South African Members of Parliament (MPs) on Thursday sought clarity on the implementation of the new visa regulations for minors travelling in or out of the country. 

This came after Gigaba on Tuesday announced a series of measures to ease visa requirements for certain countries in a bid to attract more tourists. 

One of the measures is the relaxation of documentation for children travelling with adults.  

Gigaba said some of the strict regulations announced in 2014 will be revised from the end of October this year, therefore children travelling with adults will not have to provide unabridged birth certificates and some other documentation which is hard to obtain. But the minister said immigration officials will only insist on "documentation by exception in high-risk situations" rather than for all travellers, in line with practice by several other countries. His remarks about "documentation by exception in high risk situations" have caused confusion. 

The minister makes mention of documentation, but did not clearly indicate what this is or the implications of carrying "such documentation," Parliament's Portfolio Committee on Tourism said in a statement emailed to Xinhua.

"The committee notes that clarity is required on the implementation of the new amendments for minors travelling in or out of South Africa, as Section 18(3)(c) of the Children's Act requires consent of both parents," Committee Chairperson Lusizo Makhubele-Mashele said. She said airlines, inbound tour operators and people travelling with minors need this clarity as people outside of South Africa are, at this time of the year, finalizing their travel arrangements for the holiday season. 

To require documentation by exception, for instance high-risk situations, may still deter people from travelling to South Africa, if clarity is not provided on what these conditions entail, Makhubele-Mashele said. 

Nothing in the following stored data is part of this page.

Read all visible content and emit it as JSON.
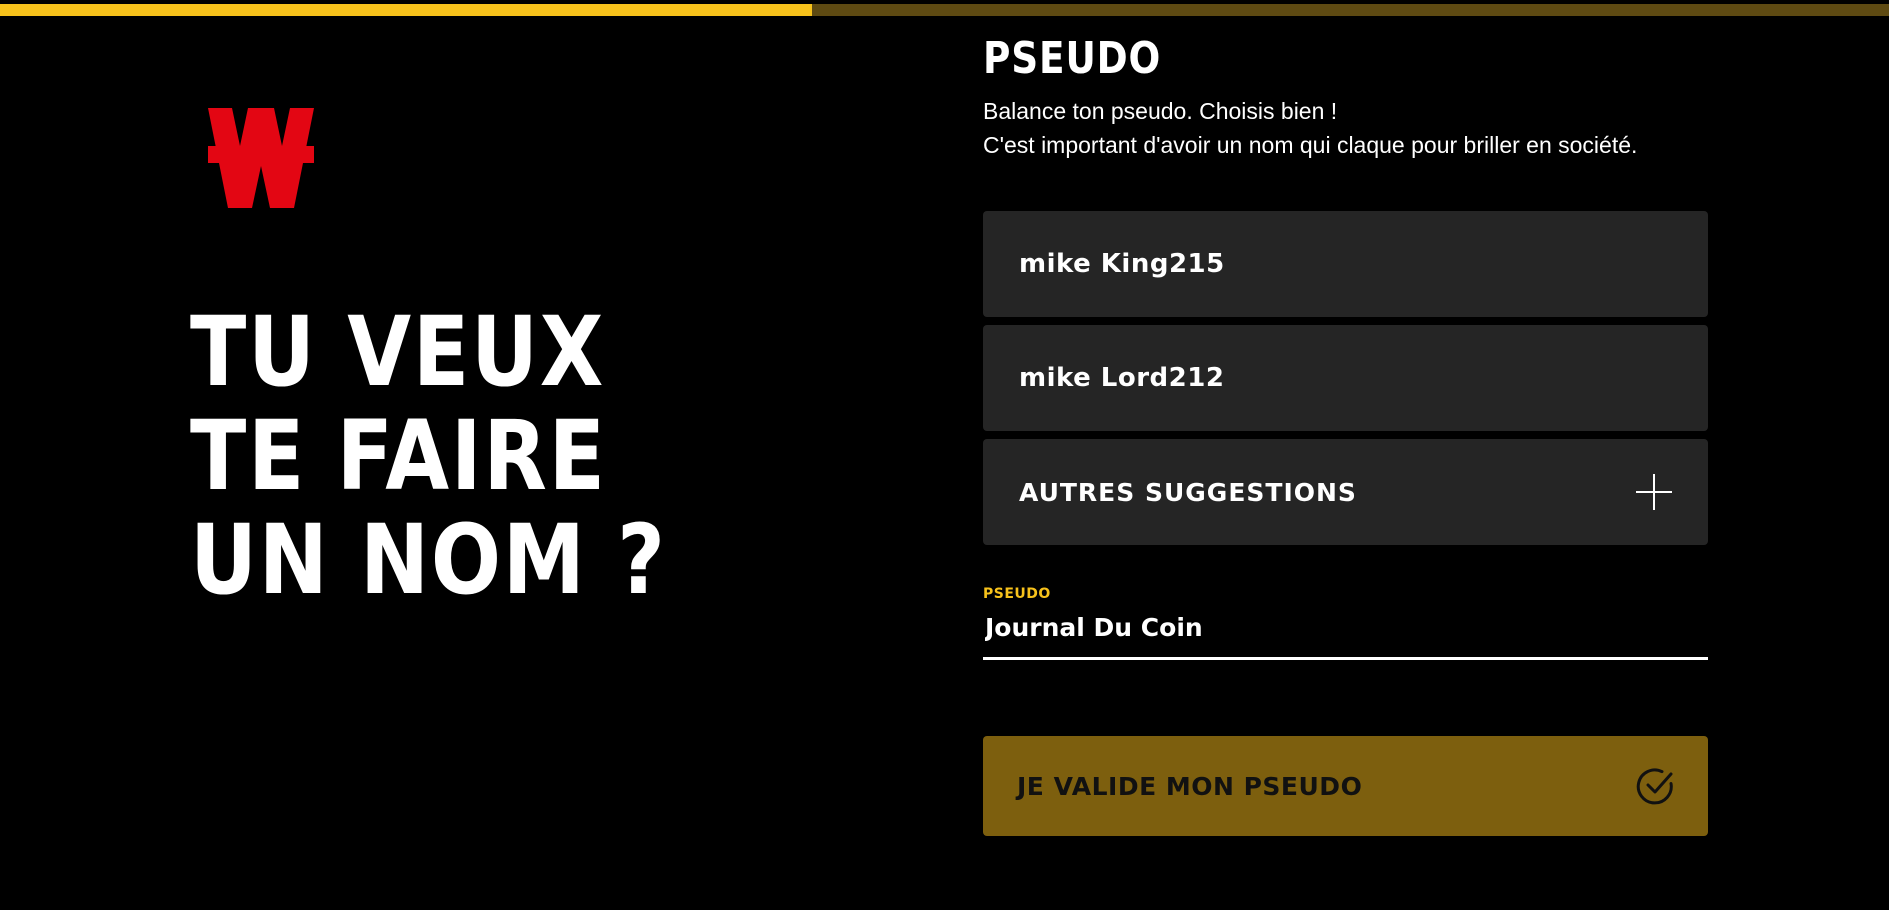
{
  "progress": {
    "value_percent": 43,
    "fill_color": "#f7c21b",
    "track_color": "#5e4a12"
  },
  "logo": {
    "icon": "won-sign-logo-icon",
    "color": "#e30613"
  },
  "hero": {
    "title": "TU VEUX TE FAIRE UN NOM ?"
  },
  "form": {
    "title": "PSEUDO",
    "intro_line_1": "Balance ton pseudo. Choisis bien !",
    "intro_line_2": "C'est important d'avoir un nom qui claque pour briller en société.",
    "suggestions": [
      {
        "label": "mike King215"
      },
      {
        "label": "mike Lord212"
      }
    ],
    "more_suggestions": {
      "label": "AUTRES SUGGESTIONS",
      "icon": "plus-icon"
    },
    "pseudo_field": {
      "label": "PSEUDO",
      "value": "Journal Du Coin"
    },
    "submit": {
      "label": "JE VALIDE MON PSEUDO",
      "icon": "check-circle-icon",
      "color": "#7d5f0e"
    }
  }
}
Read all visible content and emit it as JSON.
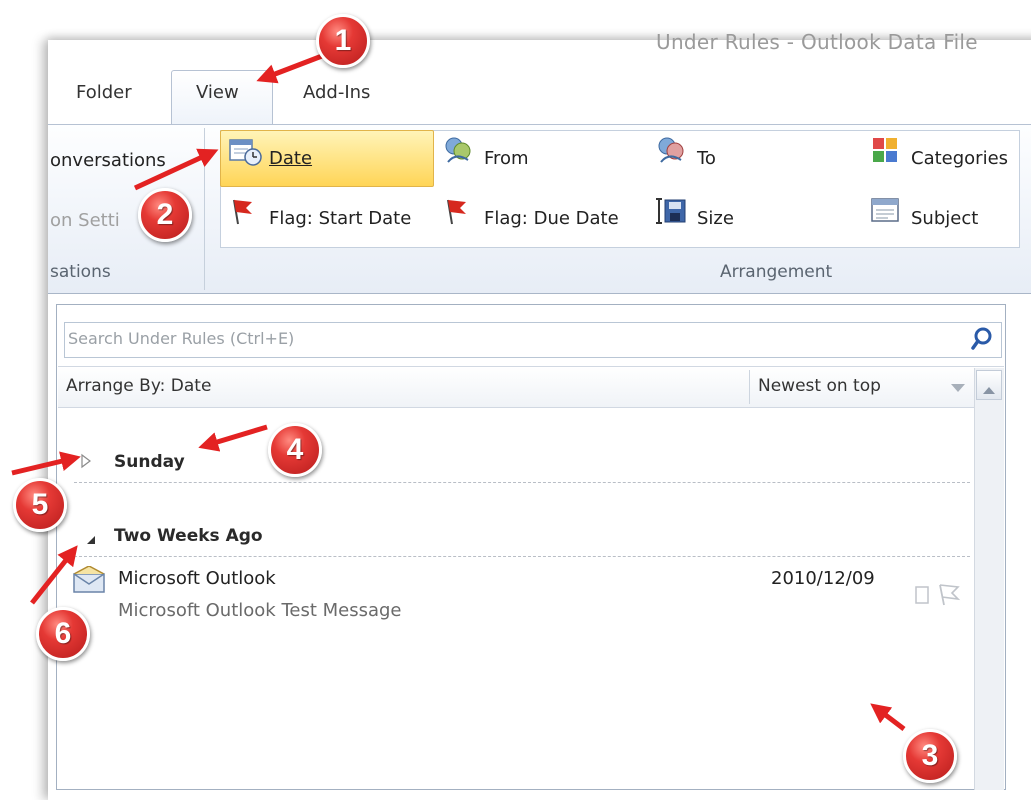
{
  "window": {
    "title": "Under Rules - Outlook Data File"
  },
  "ribbon": {
    "tabs": [
      {
        "label": "Folder"
      },
      {
        "label": "View"
      },
      {
        "label": "Add-Ins"
      }
    ],
    "active_tab": "View",
    "conversations_group": {
      "show_conversations": "onversations",
      "conversation_settings": "on Setti",
      "label": "sations"
    },
    "arrangement_group": {
      "label": "Arrangement",
      "items": [
        {
          "label": "Date",
          "icon": "calendar-clock-icon",
          "selected": true
        },
        {
          "label": "From",
          "icon": "people-icon"
        },
        {
          "label": "To",
          "icon": "people-icon"
        },
        {
          "label": "Categories",
          "icon": "categories-icon"
        },
        {
          "label": "Flag: Start Date",
          "icon": "flag-icon"
        },
        {
          "label": "Flag: Due Date",
          "icon": "flag-icon"
        },
        {
          "label": "Size",
          "icon": "size-icon"
        },
        {
          "label": "Subject",
          "icon": "subject-icon"
        }
      ]
    }
  },
  "search": {
    "placeholder": "Search Under Rules (Ctrl+E)"
  },
  "arrange_bar": {
    "arrange_by": "Arrange By: Date",
    "sort_order": "Newest on top"
  },
  "groups": [
    {
      "name": "Sunday",
      "expanded": false
    },
    {
      "name": "Two Weeks Ago",
      "expanded": true
    }
  ],
  "messages": [
    {
      "from": "Microsoft Outlook",
      "subject": "Microsoft Outlook Test Message",
      "date": "2010/12/09"
    }
  ],
  "callouts": [
    "1",
    "2",
    "3",
    "4",
    "5",
    "6"
  ],
  "colors": {
    "accent": "#ffd557",
    "callout": "#e53935",
    "arrow": "#e32222"
  }
}
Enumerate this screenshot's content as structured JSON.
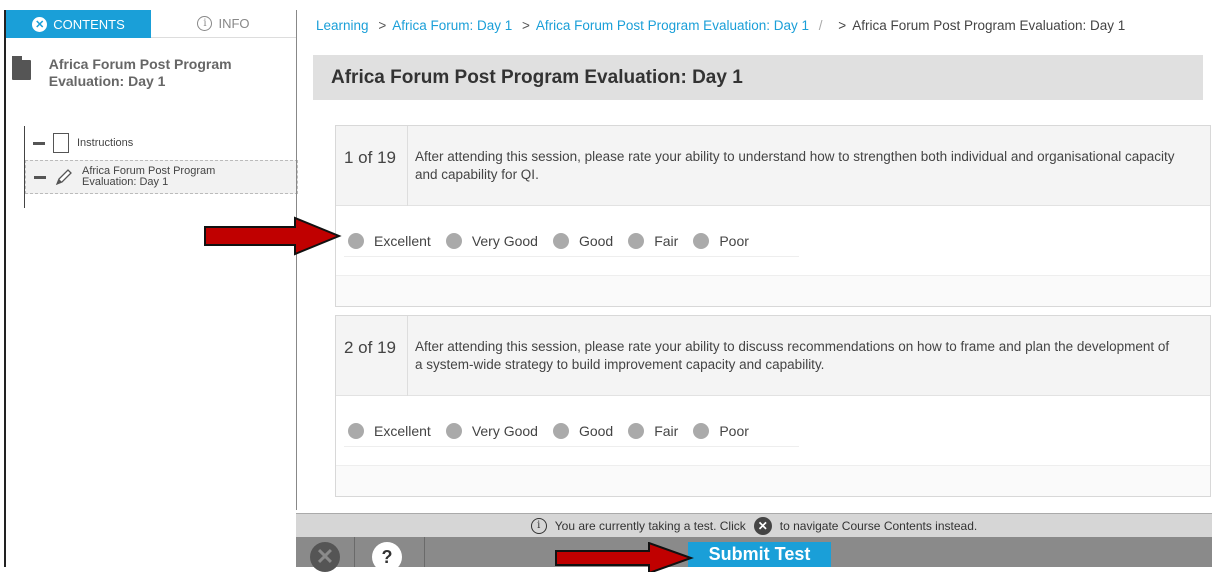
{
  "sidebar": {
    "tab_contents": "CONTENTS",
    "tab_info": "INFO",
    "course_title": "Africa Forum Post Program Evaluation: Day 1",
    "items": [
      {
        "label": "Instructions"
      },
      {
        "label": "Africa Forum Post Program Evaluation: Day 1"
      }
    ]
  },
  "breadcrumb": {
    "root": "Learning",
    "level1": "Africa Forum: Day 1",
    "level2": "Africa Forum Post Program Evaluation: Day 1",
    "current": "Africa Forum Post Program Evaluation: Day 1",
    "sep": ">",
    "slash": "/"
  },
  "main": {
    "title": "Africa Forum Post Program Evaluation: Day 1",
    "questions": [
      {
        "number": "1 of 19",
        "text": "After attending this session, please rate your ability to understand how to strengthen both individual and organisational capacity and capability for QI.",
        "options": [
          "Excellent",
          "Very Good",
          "Good",
          "Fair",
          "Poor"
        ]
      },
      {
        "number": "2 of 19",
        "text": "After attending this session, please rate your ability to discuss recommendations on how to frame and plan the development of a system-wide strategy to build improvement capacity and capability.",
        "options": [
          "Excellent",
          "Very Good",
          "Good",
          "Fair",
          "Poor"
        ]
      }
    ]
  },
  "notice": {
    "prefix": "You are currently taking a test. Click",
    "suffix": "to navigate Course Contents instead."
  },
  "toolbar": {
    "help_label": "?",
    "submit_label": "Submit Test"
  },
  "colors": {
    "accent": "#1a9fd8",
    "arrow": "#c00000"
  }
}
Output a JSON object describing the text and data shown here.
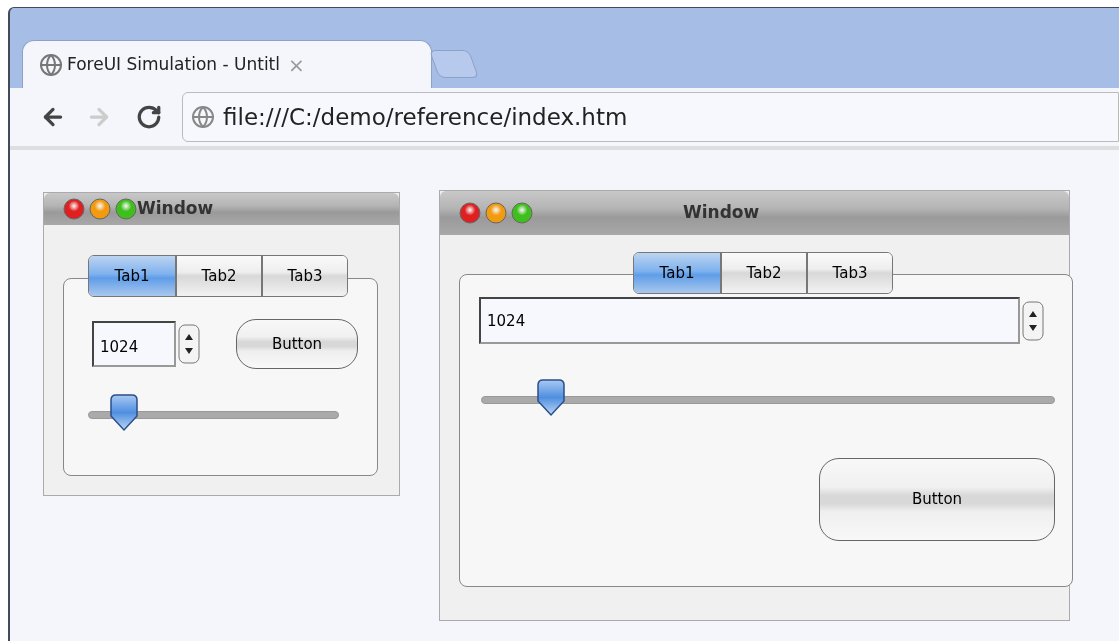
{
  "browser": {
    "tab": {
      "title": "ForeUI Simulation - Untitl",
      "close": "×"
    },
    "address": "file:///C:/demo/reference/index.htm"
  },
  "windows": [
    {
      "kind": "compact",
      "title": "Window",
      "tabs": [
        {
          "label": "Tab1",
          "selected": true
        },
        {
          "label": "Tab2",
          "selected": false
        },
        {
          "label": "Tab3",
          "selected": false
        }
      ],
      "spinner": {
        "value": "1024"
      },
      "slider": {
        "level": 0.14
      },
      "button": "Button"
    },
    {
      "kind": "wide",
      "title": "Window",
      "tabs": [
        {
          "label": "Tab1",
          "selected": true
        },
        {
          "label": "Tab2",
          "selected": false
        },
        {
          "label": "Tab3",
          "selected": false
        }
      ],
      "spinner": {
        "value": "1024"
      },
      "slider": {
        "level": 0.12
      },
      "button": "Button"
    }
  ]
}
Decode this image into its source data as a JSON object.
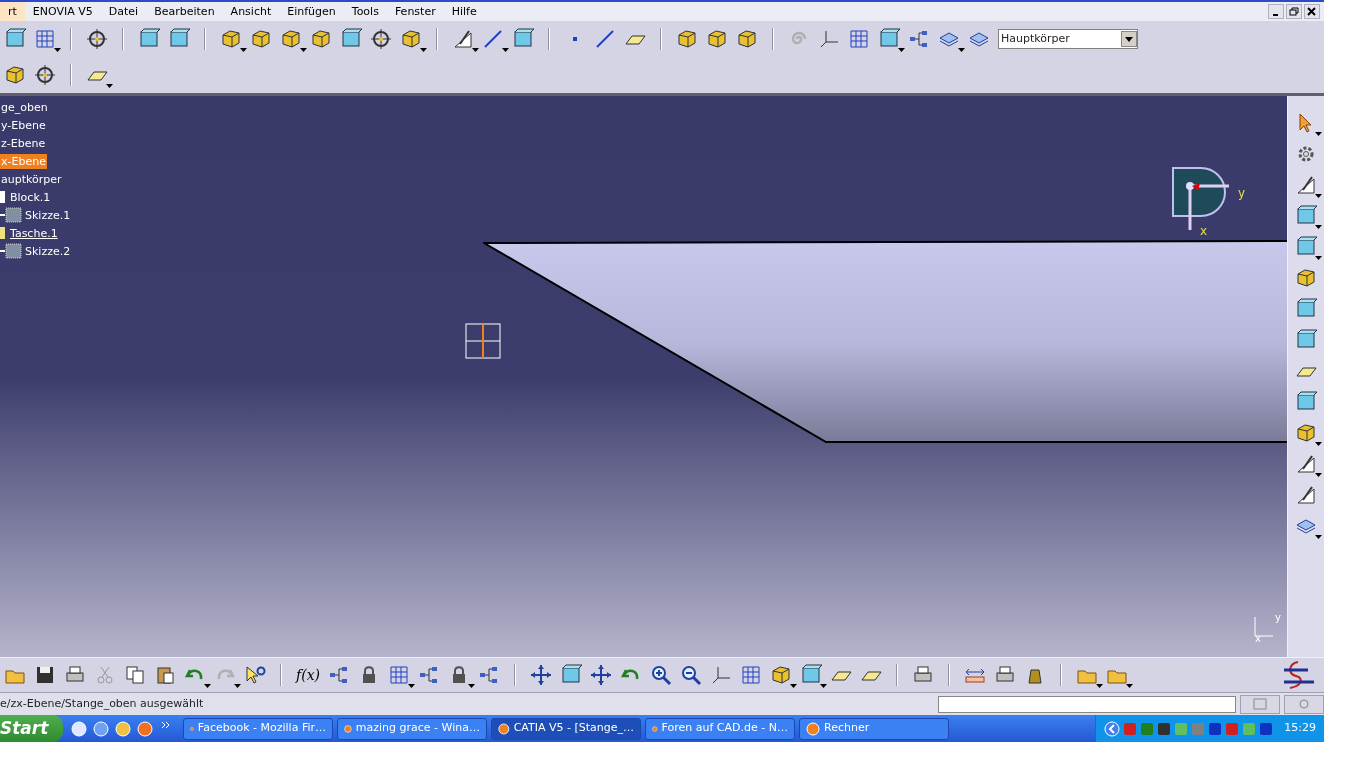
{
  "menu_bar": [
    {
      "label": "rt",
      "selected": true
    },
    {
      "label": "ENOVIA V5",
      "selected": false
    },
    {
      "label": "Datei",
      "selected": false
    },
    {
      "label": "Bearbeiten",
      "selected": false
    },
    {
      "label": "Ansicht",
      "selected": false
    },
    {
      "label": "Einfügen",
      "selected": false
    },
    {
      "label": "Tools",
      "selected": false
    },
    {
      "label": "Fenster",
      "selected": false
    },
    {
      "label": "Hilfe",
      "selected": false
    }
  ],
  "toolbar": {
    "body_selector": "Hauptkörper",
    "formula_button": "f(x)"
  },
  "tree": [
    {
      "label": "ge_oben",
      "selected": false,
      "current": false,
      "children": [
        {
          "label": "y-Ebene",
          "selected": false,
          "current": false
        },
        {
          "label": "z-Ebene",
          "selected": false,
          "current": false
        },
        {
          "label": "x-Ebene",
          "selected": true,
          "current": false
        },
        {
          "label": "auptkörper",
          "selected": false,
          "current": false,
          "children": [
            {
              "label": "Block.1",
              "kind": "feature",
              "selected": false,
              "current": false,
              "children": [
                {
                  "label": "Skizze.1",
                  "kind": "sketch",
                  "selected": false,
                  "current": false
                }
              ]
            },
            {
              "label": "Tasche.1",
              "kind": "feature",
              "selected": false,
              "current": true,
              "children": [
                {
                  "label": "Skizze.2",
                  "kind": "sketch",
                  "selected": false,
                  "current": false
                }
              ]
            }
          ]
        }
      ]
    }
  ],
  "viewport": {
    "compass_labels": [
      "y",
      "x"
    ],
    "triad_labels": [
      "y",
      "x"
    ]
  },
  "status_bar": {
    "message": "e/zx-Ebene/Stange_oben ausgewählt"
  },
  "taskbar": {
    "start": "Start",
    "tasks": [
      {
        "label": "Facebook - Mozilla Fir…",
        "selected": false
      },
      {
        "label": "mazing grace - Wina…",
        "selected": false
      },
      {
        "label": "CATIA V5 - [Stange_…",
        "selected": true
      },
      {
        "label": "Foren auf CAD.de - N…",
        "selected": false
      },
      {
        "label": "Rechner",
        "selected": false
      }
    ],
    "clock": "15:29"
  }
}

For visa waivers and relaxation of visa requirements for certain countries, as indicated by Gigaba, Makhubele-Mashele urged the Department of Home Affairs to speedily conclude negotiations to finalize visa waiver agreements for ordinary passport holders.  

"We need to use technology to improve efficiencies at airports and other points of entry into our country and to improve traveller experience overall," said the chairperson. 

Once a tourist is frustrated at the point of entry then that has the potential to spoil the entire tourist experience, Makhubele-Mashele said.  She urged the Department of Home Affairs to make its implementation plan public so that all people are aware of the changes.